As if she had read his mind, Grace said, “Don’t worry, it’s not a trap. After you sign, we’re done. I never want to speak to you again.”

If only she’d had a crystal ball back in July, had been able to see that Nick’s beauty was barely skin deep and that sex didn’t necessarily have anything to do with real love. As she got out of the car, Grace turned once more to look into those eyes that had wielded such power over her a few months earlier. Now they were just eyes.

At 4:15 the next day, Janet turned to Grace and said, “Do you think he lied to you, that he won’t show up?”

“He’ll be here. He knows I mean business. I kind of told him that if he didn’t sign it, no adoption agency would help us and we would have to keep the baby,” Grace answered.

“Brilliant. Veiled threats. Actual threats. Whatever it takes to get the job done.” When they first met, Janet had worried that Grace was so fragile she might fall apart under the stress of pregnancy and the adoption process, but she could see that under the delicate, uncertain façade, Grace was tough as nails.

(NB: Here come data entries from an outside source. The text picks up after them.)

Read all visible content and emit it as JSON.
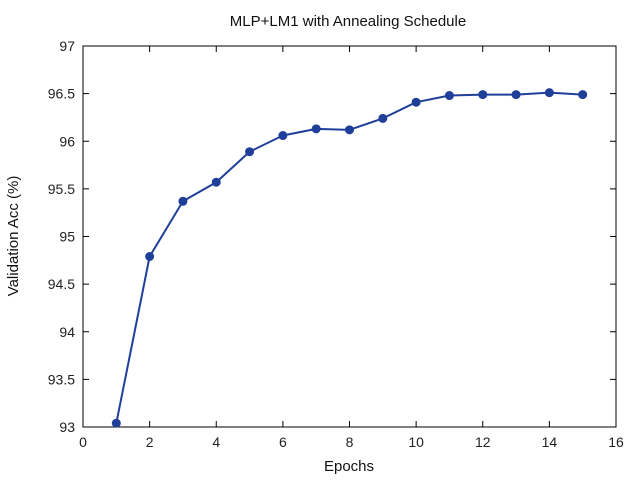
{
  "chart_data": {
    "type": "line",
    "title": "MLP+LM1 with Annealing Schedule",
    "xlabel": "Epochs",
    "ylabel": "Validation Acc (%)",
    "xlim": [
      0,
      16
    ],
    "ylim": [
      93,
      97
    ],
    "xticks": [
      0,
      2,
      4,
      6,
      8,
      10,
      12,
      14,
      16
    ],
    "yticks": [
      93,
      93.5,
      94,
      94.5,
      95,
      95.5,
      96,
      96.5,
      97
    ],
    "grid": false,
    "legend": "none",
    "series": [
      {
        "color": "#1f3f99",
        "marker": "circle",
        "x": [
          1,
          2,
          3,
          4,
          5,
          6,
          7,
          8,
          9,
          10,
          11,
          12,
          13,
          14,
          15
        ],
        "y": [
          93.04,
          94.79,
          95.37,
          95.57,
          95.89,
          96.06,
          96.13,
          96.12,
          96.24,
          96.41,
          96.48,
          96.49,
          96.49,
          96.51,
          96.49
        ]
      }
    ]
  }
}
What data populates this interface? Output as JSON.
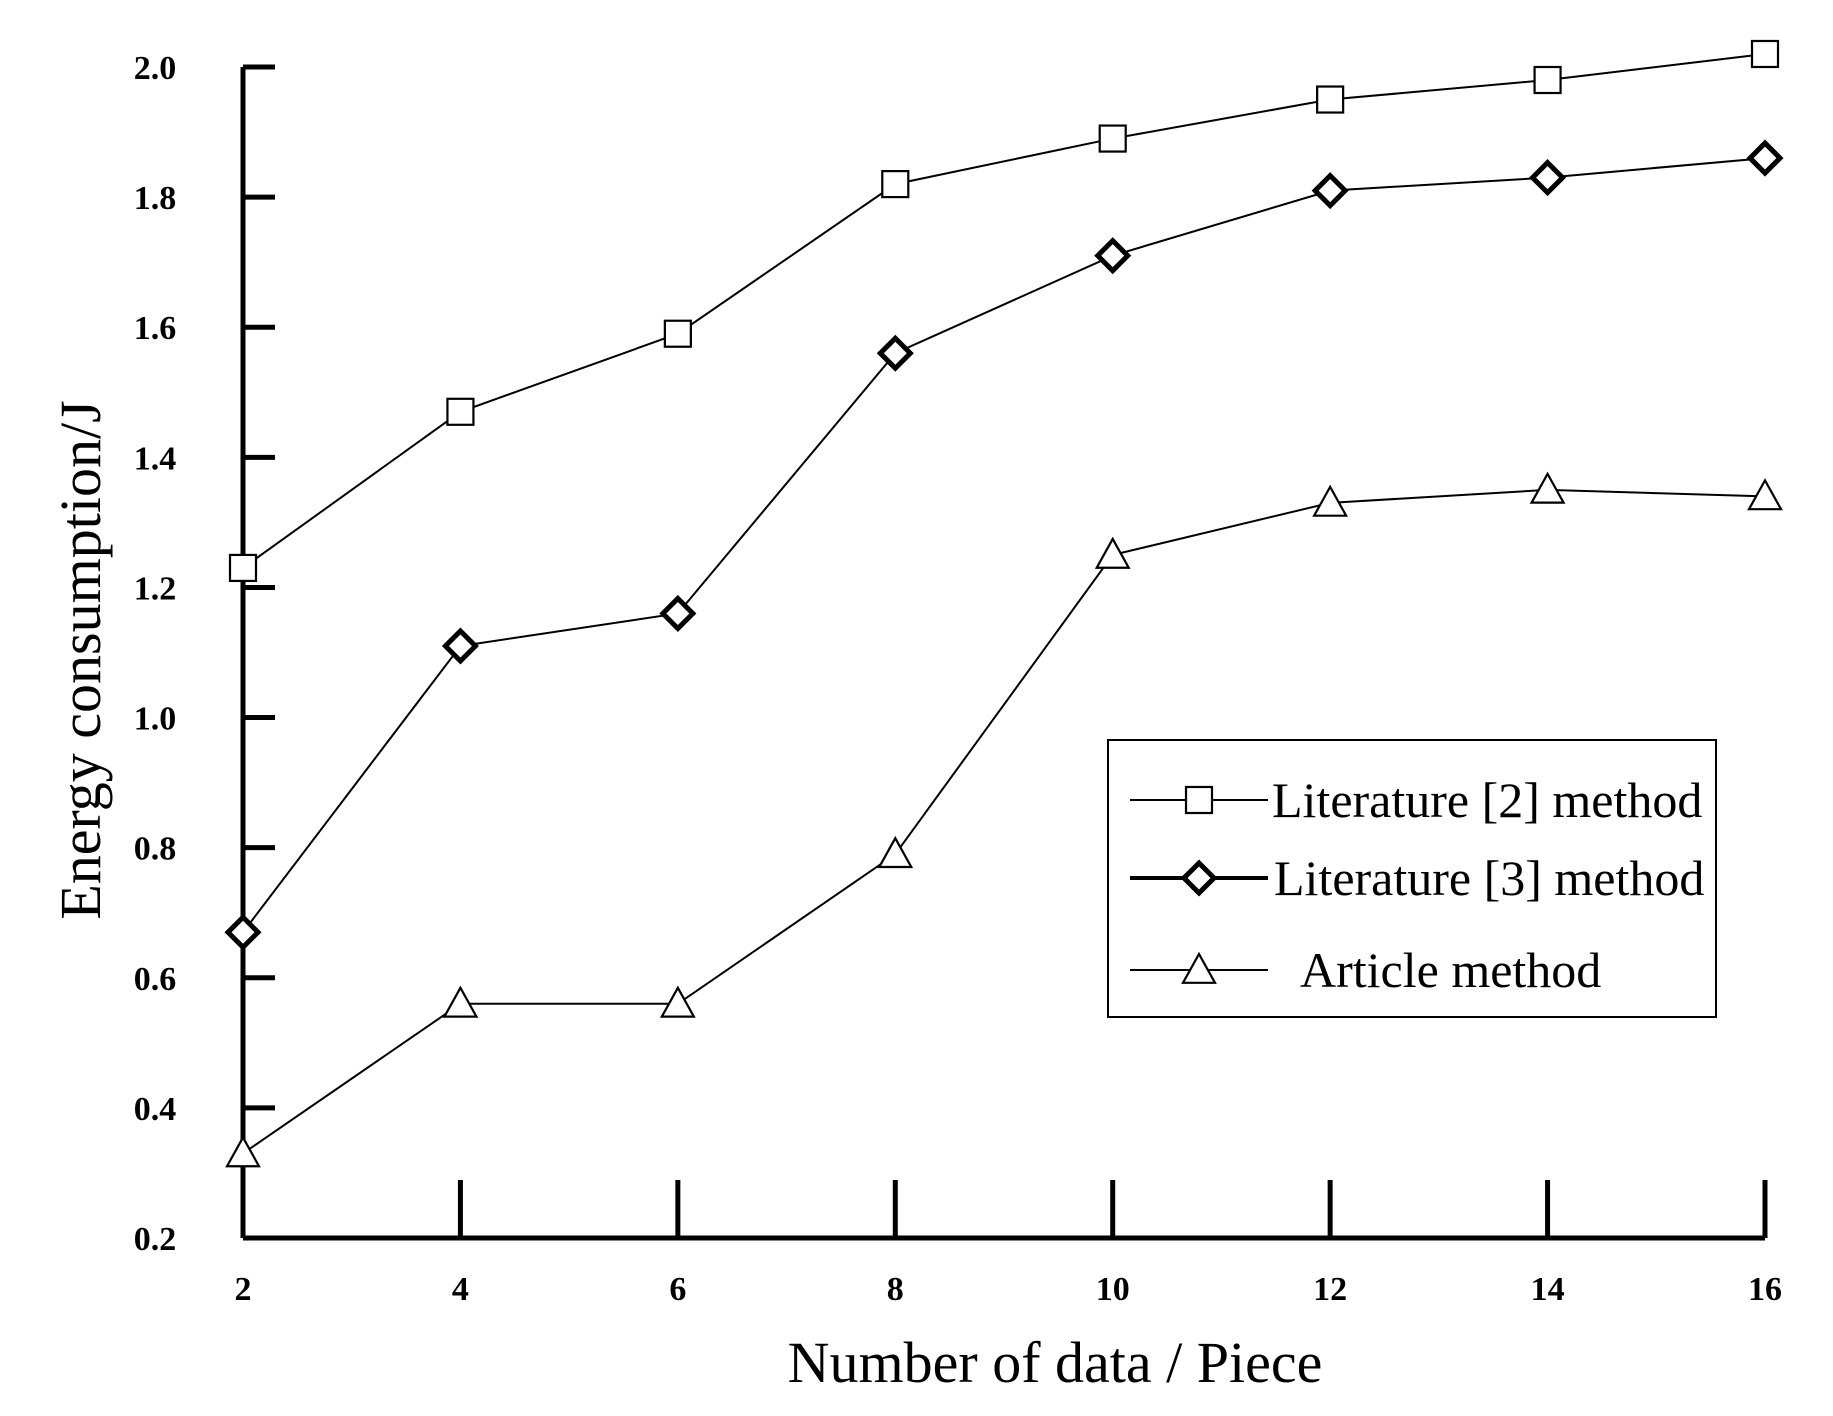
{
  "chart_data": {
    "type": "line",
    "xlabel": "Number of data / Piece",
    "ylabel": "Energy consumption/J",
    "xlim": [
      2,
      16
    ],
    "ylim": [
      0.2,
      2.0
    ],
    "x_ticks": [
      "2",
      "4",
      "6",
      "8",
      "10",
      "12",
      "14",
      "16"
    ],
    "y_ticks": [
      "0.2",
      "0.4",
      "0.6",
      "0.8",
      "1.0",
      "1.2",
      "1.4",
      "1.6",
      "1.8",
      "2.0"
    ],
    "x": [
      2,
      4,
      6,
      8,
      10,
      12,
      14,
      16
    ],
    "grid": false,
    "legend_position": "right",
    "series": [
      {
        "name": "Literature [2] method",
        "marker": "square",
        "values": [
          1.23,
          1.47,
          1.59,
          1.82,
          1.89,
          1.95,
          1.98,
          2.02
        ]
      },
      {
        "name": "Literature [3] method",
        "marker": "diamond",
        "values": [
          0.67,
          1.11,
          1.16,
          1.56,
          1.71,
          1.81,
          1.83,
          1.86
        ]
      },
      {
        "name": "Article method",
        "marker": "triangle",
        "values": [
          0.33,
          0.56,
          0.56,
          0.79,
          1.25,
          1.33,
          1.35,
          1.34
        ]
      }
    ]
  }
}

As if on cue, the door to Janet’s office suite opened and Nick strolled in, his posture belying his discomfiture at being so deep in enemy territory. Glancing around quickly, even checking behind the door, he was relieved to see that Mr. Warren and Reverend Halvert were not present, wedding rings and Bible in hand. Maybe Grace wasn’t trying to ambush him after all. Janet stood and walked towards him slowly, hand out, as if approaching a wild animal.
No wonder Grace’s common sense went out the window
, she thought. Embarrassed that she could be so physically attracted to someone who could easily be her son, Janet hoped that the heat she was feeling wasn’t evident in her cheeks. Even though she knew what a lowlife he was, she couldn’t control the visceral response to his broad shoulders and sculpted features. Janet’s heart broke for poor Grace — she’d never stood a chance. But one thing was certain: it was going to be a beautiful baby.